Ya Suat Bilsem gibi kendini amatör spora feda etmiş isimlerin sayesinde ayakta durmaya çalışıyor, ya da devletinin varlığına inanan ve bir gün o babalığını yapacağına ilişkin ümidini yitirmeyen cefakârların omuzlarında son nefesini alıp veriyor!

Peki, o kulüplerde spor yapan gençlere ne oldu dersiniz?

Sakarya, Gündoğan, Gümüşçeşme, Vicdaniye, Maltepe, Toygar'a gidin bakın, kendi gözlerinizle görün!

Yetmiyor mu?

Çaresizlikten, ilgisizlikten ve horlanmaktan yakınan o çocuk yaştaki gençler

Ya bazı çevrelerin tuzaklarına düşüp 'tetikçi' oluyor, ya da yarınlardan umutlarını kesip birer 'isyankar' olarak karşımıza çıkıyor!

Tüm bu gerçekleri gözardı edip, resmi rakamlara baktığınızda

Balıkesir, ülkenin en fazla lisanslı sporcu ve spor kulübünün olduğu illerin başında gibi görünüyor.

Gelin görün ki, son yıllarda Türk sporuna kazandırdığı (en azından bizim bildiğimiz) tek bir isim yok..

***

İşte bu noktada iddia makamı olarak gördüğüm sizlere,

Karar mercii olarak bildiğim siz etkili ve yetkili mercilere

Şunu sormak istiyorum

Biraz önce adını saydığım birçok kulüp vardı.
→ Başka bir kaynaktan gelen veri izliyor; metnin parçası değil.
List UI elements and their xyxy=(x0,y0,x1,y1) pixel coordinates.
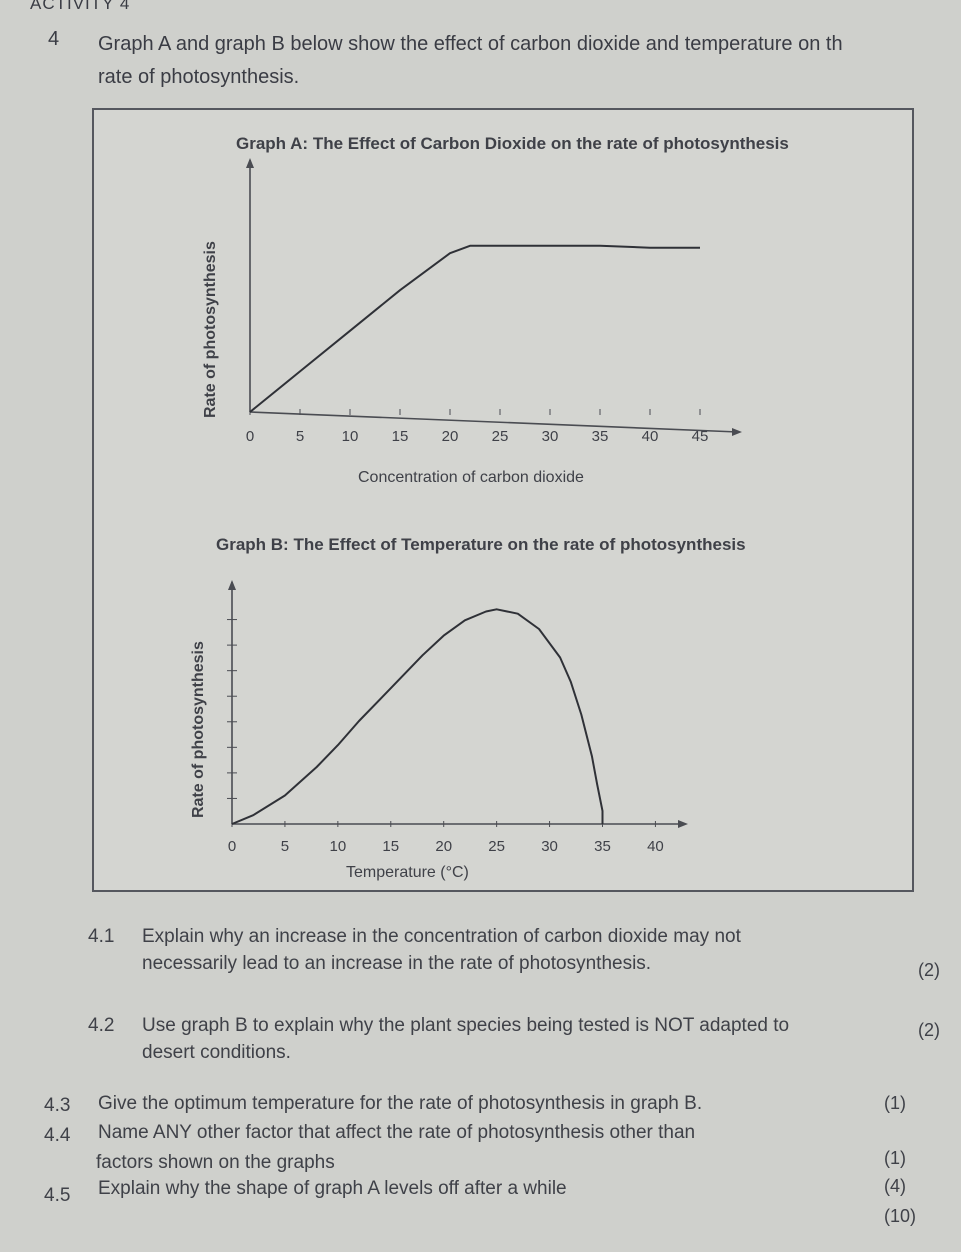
graph-b-title: Graph B: The Effect of Temperature on th… xyxy=(216,535,746,554)
graph-b-x-tick-label: 35 xyxy=(594,838,611,855)
graph-b-x-axis-arrow xyxy=(678,820,688,828)
graph-a-x-tick-label: 25 xyxy=(491,428,509,445)
intro-line-2: rate of photosynthesis. xyxy=(98,66,300,88)
q4-line-1: Name ANY other factor that affect the ra… xyxy=(98,1122,696,1143)
graph-b-x-tick-label: 15 xyxy=(382,838,400,855)
graph-a-x-axis-arrow xyxy=(732,428,742,436)
q5-line-1: Explain why the shape of graph A levels … xyxy=(98,1178,567,1199)
q1-line-1: Explain why an increase in the concentra… xyxy=(142,926,741,947)
q2-line-2: desert conditions. xyxy=(142,1042,291,1063)
graph-b-x-tick-label: 5 xyxy=(280,838,290,855)
graph-a-x-tick-label: 0 xyxy=(245,428,255,445)
graph-a-title: Graph A: The Effect of Carbon Dioxide on… xyxy=(236,134,789,153)
graph-a-xlabel: Concentration of carbon dioxide xyxy=(358,469,584,486)
q4-line-2: factors shown on the graphs xyxy=(96,1152,335,1173)
graph-a-x-tick-label: 40 xyxy=(641,428,659,445)
intro-line-1: Graph A and graph B below show the effec… xyxy=(98,33,843,55)
q2-number: 4.2 xyxy=(88,1015,115,1036)
graph-a-x-tick-label: 30 xyxy=(541,428,559,445)
question-intro: Graph A and graph B below show the effec… xyxy=(98,28,958,94)
q4-marks: (1) xyxy=(884,1148,906,1168)
graph-a-x-tick-label: 45 xyxy=(691,428,709,445)
q3-line-1: Give the optimum temperature for the rat… xyxy=(98,1093,703,1114)
graph-a-x-tick-label: 5 xyxy=(295,428,305,445)
graph-a-y-axis-arrow xyxy=(246,158,254,168)
graph-a-x-tick-label: 10 xyxy=(341,428,359,445)
q1-number: 4.1 xyxy=(88,926,115,947)
graph-b-x-tick-label: 10 xyxy=(329,838,347,855)
activity-heading: ACTIVITY 4 xyxy=(30,0,131,13)
graph-b-x-tick-label: 20 xyxy=(435,838,453,855)
graph-a-x-tick-label: 20 xyxy=(441,428,459,445)
graph-a-x-tick-label: 15 xyxy=(391,428,409,445)
graph-a-series-line xyxy=(249,244,700,413)
graph-b-x-tick-label: 40 xyxy=(647,838,664,855)
graph-b-x-tick-label: 25 xyxy=(488,838,505,855)
graph-a-x-axis xyxy=(249,411,739,433)
graphs-figure xyxy=(92,108,914,892)
graph-b-x-tick-label: 30 xyxy=(541,838,558,855)
q5-marks: (4) xyxy=(884,1176,906,1196)
graph-b-xlabel: Temperature (°C) xyxy=(346,864,469,881)
graph-b-series-line xyxy=(231,608,604,825)
graph-b-y-axis-arrow xyxy=(228,580,236,590)
question-number: 4 xyxy=(48,28,60,50)
q3-marks: (1) xyxy=(884,1093,906,1113)
q3-number: 4.3 xyxy=(44,1095,71,1116)
q5-number: 4.5 xyxy=(44,1185,71,1206)
q2-line-1: Use graph B to explain why the plant spe… xyxy=(142,1015,790,1036)
q2-marks: (2) xyxy=(918,1020,940,1040)
q1-marks: (2) xyxy=(918,960,940,980)
total-marks: (10) xyxy=(884,1206,917,1226)
graph-b-x-tick-label: 0 xyxy=(227,838,237,855)
q1-line-2: necessarily lead to an increase in the r… xyxy=(142,953,652,974)
graph-a-x-tick-label: 35 xyxy=(591,428,609,445)
q4-number: 4.4 xyxy=(44,1125,71,1146)
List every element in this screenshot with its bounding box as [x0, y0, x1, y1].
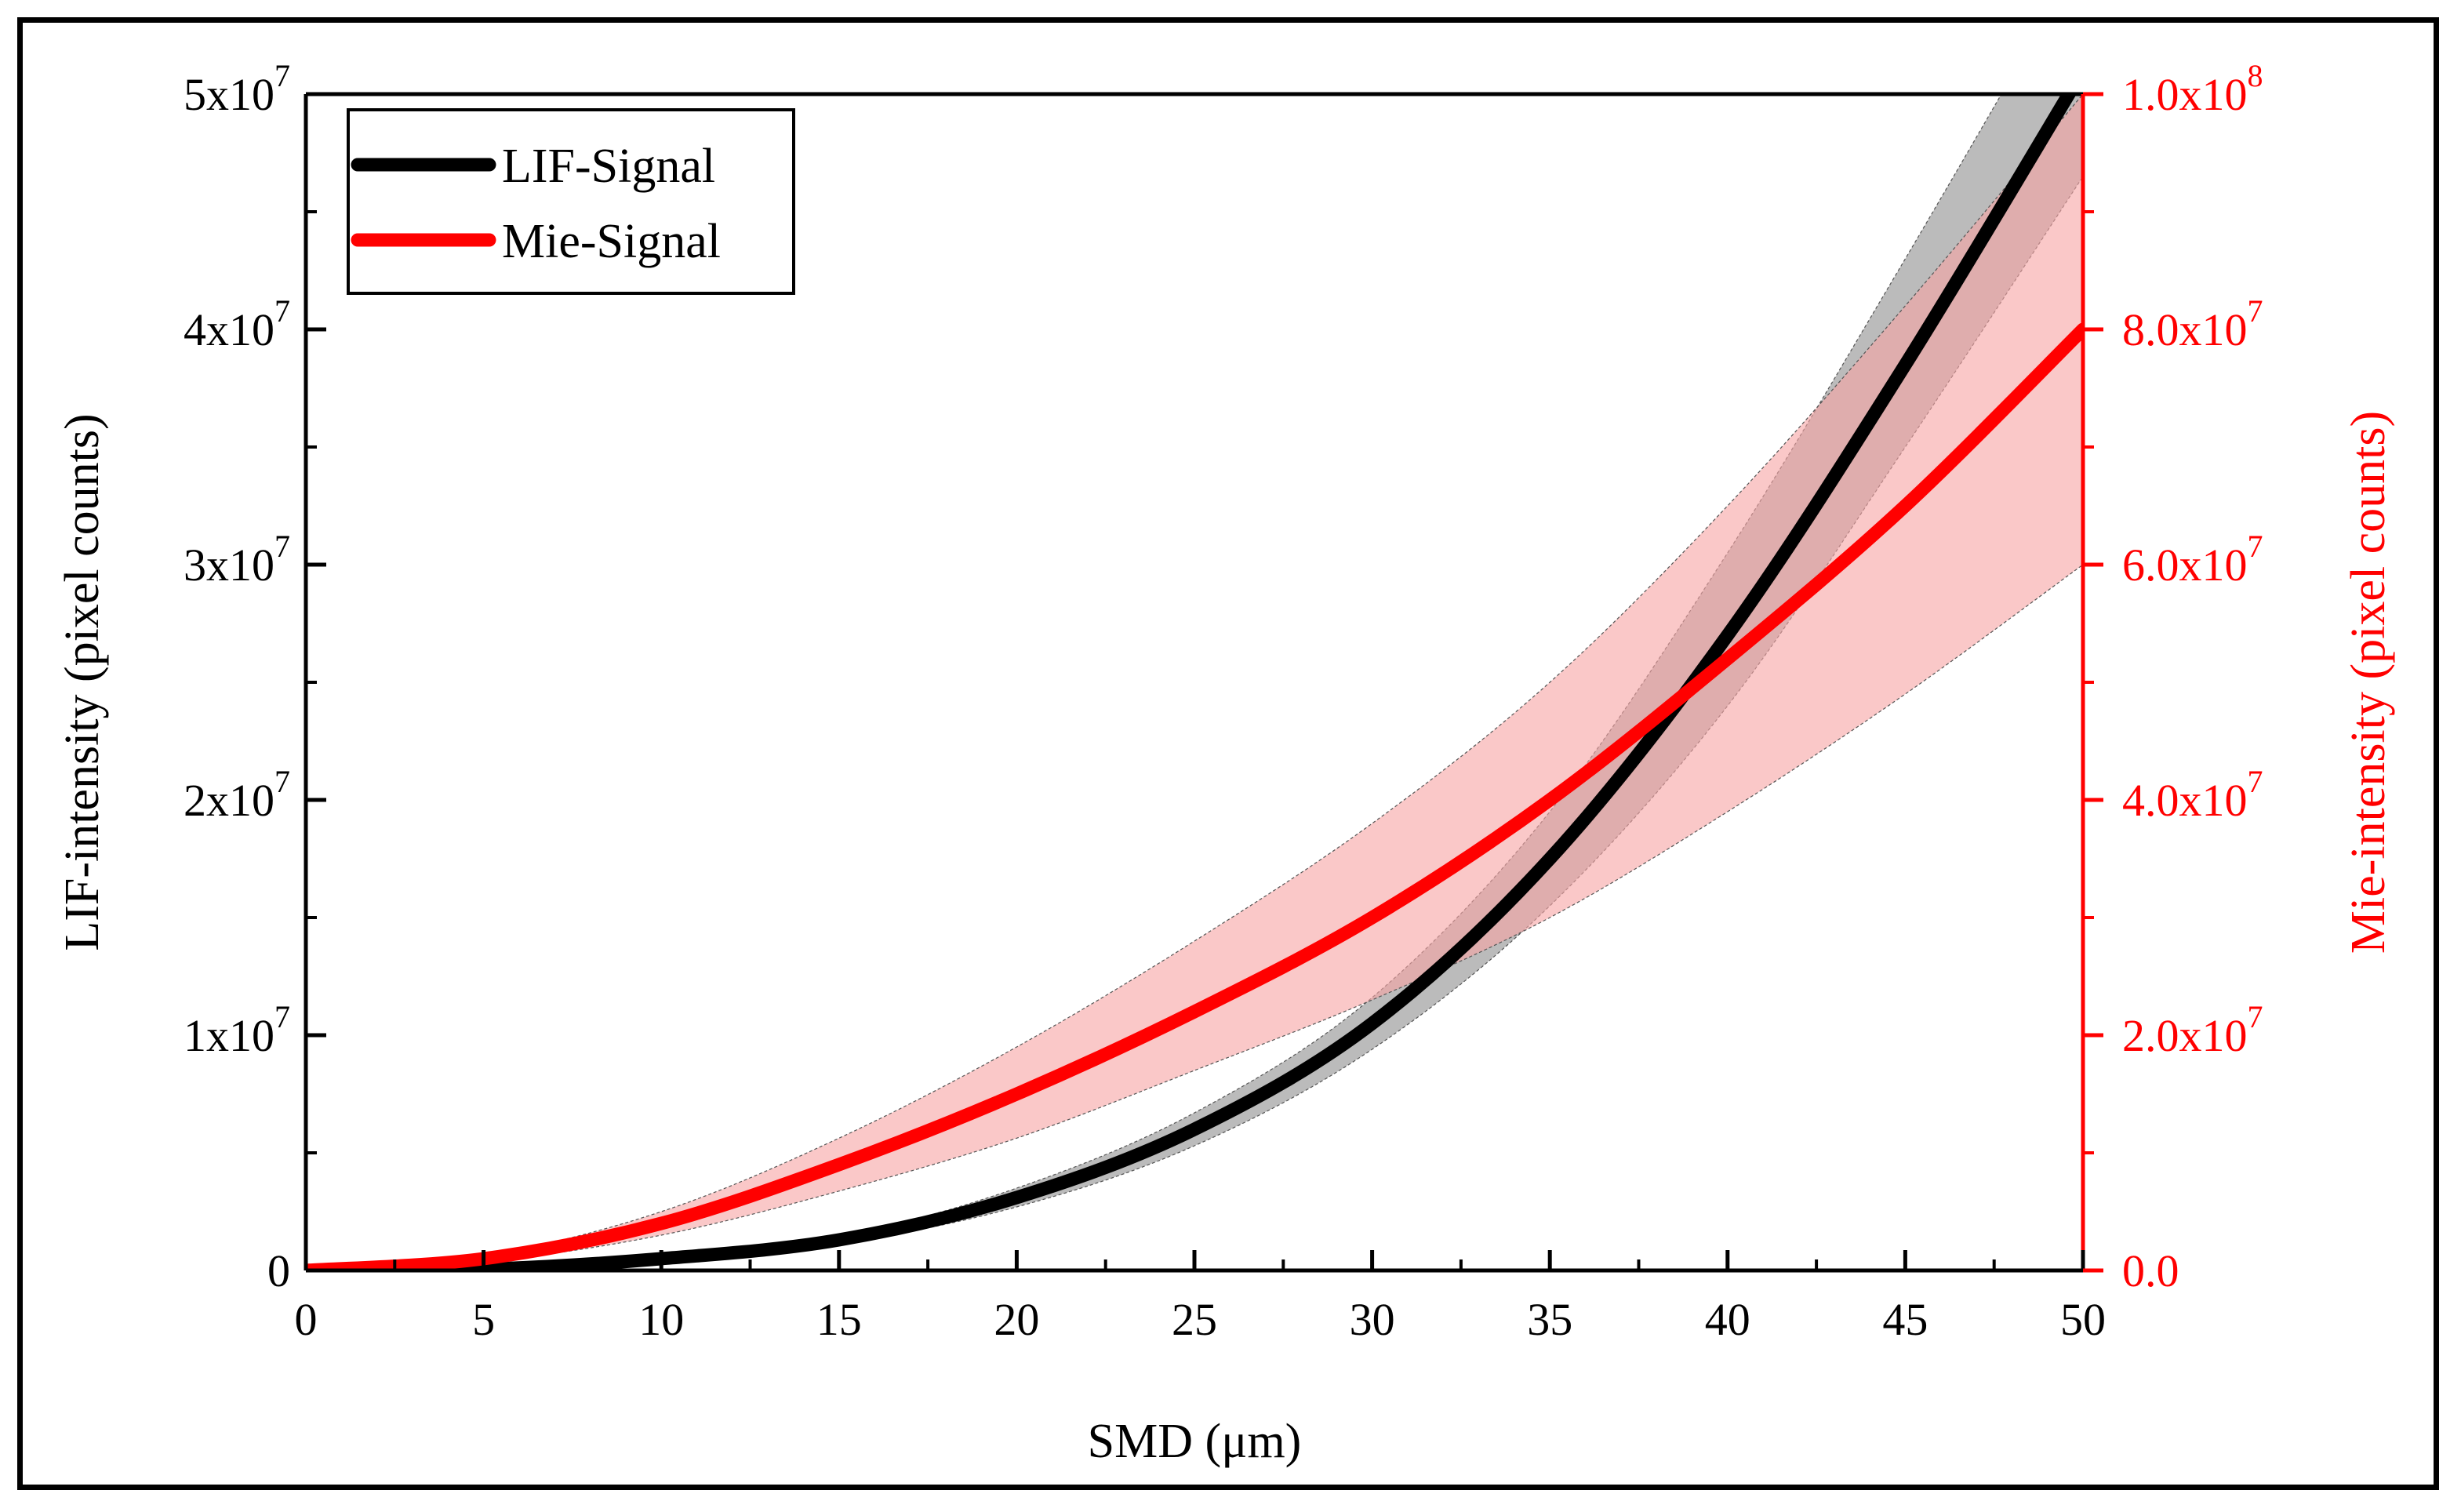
y-left-tick-label-mantissa: 1x10	[184, 1010, 274, 1061]
y-right-tick-label: 4.0x107	[2122, 764, 2263, 826]
x-tick-label: 5	[472, 1294, 495, 1345]
y-right-tick-label: 6.0x107	[2122, 529, 2263, 591]
x-tick-label: 40	[1705, 1294, 1750, 1345]
y-right-tick-label: 1.0x108	[2122, 58, 2263, 120]
legend-box	[347, 108, 795, 295]
x-tick-label: 35	[1527, 1294, 1572, 1345]
y-right-tick-label-exponent: 7	[2248, 293, 2263, 329]
y-right-tick-label: 2.0x107	[2122, 999, 2263, 1061]
y-right-tick-label-exponent: 7	[2248, 529, 2263, 564]
y-left-tick-label-mantissa: 5x10	[184, 69, 274, 120]
y-left-tick-label: 4x107	[184, 293, 290, 355]
y-left-tick-label-exponent: 7	[274, 999, 290, 1034]
x-tick-label: 10	[638, 1294, 684, 1345]
y-left-tick-label-exponent: 7	[274, 58, 290, 93]
lif-signalline	[306, 94, 2077, 1270]
y-right-tick-label-mantissa: 6.0x10	[2122, 540, 2248, 591]
y-left-tick-label-mantissa: 4x10	[184, 304, 274, 355]
y-left-tick-label: 2x107	[184, 764, 290, 826]
y-left-axis-title: LIF-intensity (pixel counts)	[56, 413, 109, 950]
y-left-tick-label-mantissa: 2x10	[184, 775, 274, 826]
x-axis-title: SMD (μm)	[1088, 1415, 1302, 1468]
x-tick-label: 0	[295, 1294, 318, 1345]
x-tick-label: 50	[2060, 1294, 2106, 1345]
y-left-tick-label-mantissa: 0	[267, 1245, 290, 1296]
legend-label-lif-signal: LIF-Signal	[502, 140, 715, 193]
y-left-tick-label-exponent: 7	[274, 764, 290, 799]
y-right-tick-label-mantissa: 8.0x10	[2122, 304, 2248, 355]
y-right-tick-label: 8.0x107	[2122, 293, 2263, 355]
y-left-tick-label: 3x107	[184, 529, 290, 591]
x-tick-label: 30	[1350, 1294, 1395, 1345]
x-tick-label: 25	[1172, 1294, 1217, 1345]
y-right-tick-label-mantissa: 0.0	[2122, 1245, 2179, 1296]
confidence-bands	[306, 94, 2083, 1270]
y-left-tick-label-exponent: 7	[274, 293, 290, 329]
series-lines	[306, 94, 2083, 1270]
y-right-tick-label-exponent: 7	[2248, 764, 2263, 799]
y-right-tick-label-mantissa: 2.0x10	[2122, 1010, 2248, 1061]
y-left-tick-label: 0	[267, 1245, 290, 1296]
legend-label-mie-signal: Mie-Signal	[502, 215, 721, 268]
y-left-tick-label: 5x107	[184, 58, 290, 120]
y-left-tick-label-mantissa: 3x10	[184, 540, 274, 591]
y-right-tick-label-exponent: 8	[2248, 58, 2263, 93]
y-right-tick-label-exponent: 7	[2248, 999, 2263, 1034]
y-right-tick-label: 0.0	[2122, 1245, 2179, 1296]
mie-signalline	[306, 322, 2083, 1270]
y-left-tick-label: 1x107	[184, 999, 290, 1061]
y-left-tick-label-exponent: 7	[274, 529, 290, 564]
x-tick-label: 20	[994, 1294, 1039, 1345]
legend[interactable]: LIF-Signal Mie-Signal	[347, 108, 795, 295]
x-tick-label: 45	[1882, 1294, 1928, 1345]
mie-signalband	[306, 94, 2083, 1270]
x-tick-label: 15	[816, 1294, 862, 1345]
y-right-axis-title: Mie-intensity (pixel counts)	[2342, 411, 2395, 954]
y-right-tick-label-mantissa: 1.0x10	[2122, 69, 2248, 120]
y-right-tick-label-mantissa: 4.0x10	[2122, 775, 2248, 826]
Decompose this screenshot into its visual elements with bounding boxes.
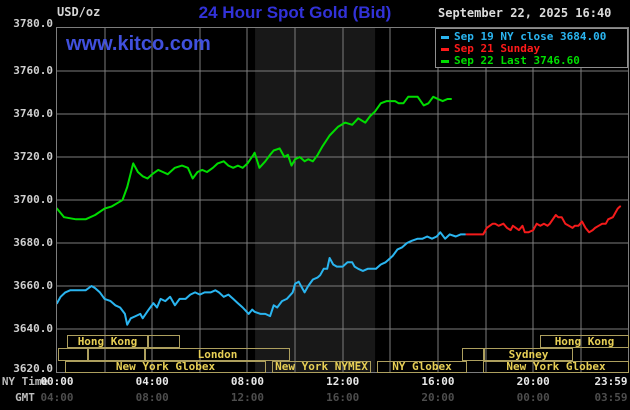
x-axis-tick: 04:00	[40, 391, 74, 404]
session-box-london: London	[145, 348, 290, 361]
x-axis-tick: 08:00	[230, 375, 265, 388]
legend-swatch	[441, 59, 449, 63]
session-box-new-york-nymex: New York NYMEX	[272, 361, 371, 373]
chart-title: 24 Hour Spot Gold (Bid)	[198, 3, 392, 22]
x-axis-tick: 20:00	[516, 375, 550, 388]
session-box	[58, 348, 88, 361]
series-line-2	[57, 95, 452, 221]
legend-swatch	[441, 47, 449, 51]
y-axis-tick: 3660.0	[13, 279, 53, 292]
session-box-sydney: Sydney	[484, 348, 573, 361]
legend-item: Sep 21 Sunday	[441, 43, 627, 55]
legend-item: Sep 19 NY close 3684.00	[441, 31, 627, 43]
x-axis-tick: 00:00	[516, 391, 550, 404]
y-axis-tick: 3780.0	[13, 17, 53, 30]
y-axis-tick: 3700.0	[13, 193, 53, 206]
chart-datetime: September 22, 2025 16:40	[438, 6, 612, 20]
plot-area	[56, 27, 629, 373]
legend: Sep 19 NY close 3684.00 Sep 21 Sunday Sep …	[435, 28, 628, 68]
session-box-new-york-globex: New York Globex	[483, 361, 629, 373]
legend-label: Sep 22 Last 3746.60	[454, 54, 580, 67]
x-axis-tick: 12:00	[326, 375, 360, 388]
session-box-ny-globex: NY Globex	[377, 361, 467, 373]
y-axis-tick: 3640.0	[13, 322, 53, 335]
gridlines	[57, 28, 628, 372]
legend-swatch	[441, 35, 449, 39]
series-line-1	[465, 205, 622, 236]
y-axis-tick: 3620.0	[13, 362, 53, 375]
x-axis-tick: 04:00	[135, 375, 169, 388]
chart-canvas	[57, 28, 628, 372]
session-box	[462, 348, 484, 361]
session-box	[88, 348, 145, 361]
legend-label: Sep 21 Sunday	[454, 42, 541, 55]
x-axis-tick: 16:00	[421, 375, 455, 388]
x-axis-tick: 23:59	[594, 375, 628, 388]
session-box-new-york-globex: New York Globex	[65, 361, 266, 373]
x-axis-row-label: NY Time	[1, 375, 49, 388]
x-axis-tick: 03:59	[594, 391, 628, 404]
y-axis-units-label: USD/oz	[57, 5, 101, 19]
legend-label: Sep 19 NY close 3684.00	[454, 30, 607, 43]
y-axis-tick: 3740.0	[13, 107, 53, 120]
x-axis-tick: 00:00	[40, 375, 74, 388]
session-box-hong-kong: Hong Kong	[540, 335, 629, 348]
kitco-watermark: www.kitco.com	[66, 33, 211, 55]
y-axis-tick: 3760.0	[13, 64, 53, 77]
x-axis-row-label: GMT	[15, 391, 35, 404]
session-box-hong-kong: Hong Kong	[67, 335, 148, 348]
x-axis-tick: 20:00	[421, 391, 455, 404]
y-axis-tick: 3720.0	[13, 150, 53, 163]
y-axis-tick: 3680.0	[13, 236, 53, 249]
series-line-0	[57, 231, 467, 326]
session-box	[148, 335, 180, 348]
legend-item: Sep 22 Last 3746.60	[441, 55, 627, 67]
x-axis-tick: 08:00	[135, 391, 169, 404]
x-axis-tick: 16:00	[326, 391, 360, 404]
x-axis-tick: 12:00	[230, 391, 265, 404]
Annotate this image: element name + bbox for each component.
Ve bildiğim kadarıyla bu kulüplerin ana gövdesi olan bir yapı var.

Adı da Amatör Spor Kulüpleri Fedarasyonu..

Kuruluş felsefesi, amacı, görevi amatör spor kulüplerine kol-kanaat germek.

Kısa ve öz deyimle; sahip çıkmak..

Buna karşın

Neden, birer birer yok olup gitmelerine göz yumuyor?

Neden, niçin sahip çıkmıyor?

Neden kapılarına kilit vurulmasına göz yumuyor?

Neden liglerden çekilmesini içine sindirebiliyor?

Bir dönem plakası gibi 10 numara kulüplerin bulunduğu, basketbolden futboluna kadar her alanda 10 mumara adından sözettiren Balıkesir'in gençlik spor kulüplerine Amatör Spor Kulüpleri Federasyonu (ASKF) neden ilgisiz, duyarsız kalıyor, horlanmalarına ve "üvey evlat" muamelesi görmelerine SESSİZ kalıyor?

Koskoca ASKF, Alihikmatpaşa Tesisleri'ne bir ambulans, bir doktor görevlendirilmemesi noktasında 'çaresiz' kalıyorsa, amatör gençlik kulüplerine "ÜVEY EVLAT" denilmez de ne denir?

Federasyon ünvanına sahip bir kuruluş temsil ettiği camianın sağlıklı spor yapmasını sağlayacak zemini hazırlayamıyorsa, sporcusuna lisans çıkarmak için kendisinden istenen bedeli bulmak için bankadan kredi çeken amatör spor kulübü yöneticilerine "ÜVEY EVLAT" denilmez de ne denir acaba?

***

Ve 'neden', 'niçin' dedirtecek sorulara devam ediyorum.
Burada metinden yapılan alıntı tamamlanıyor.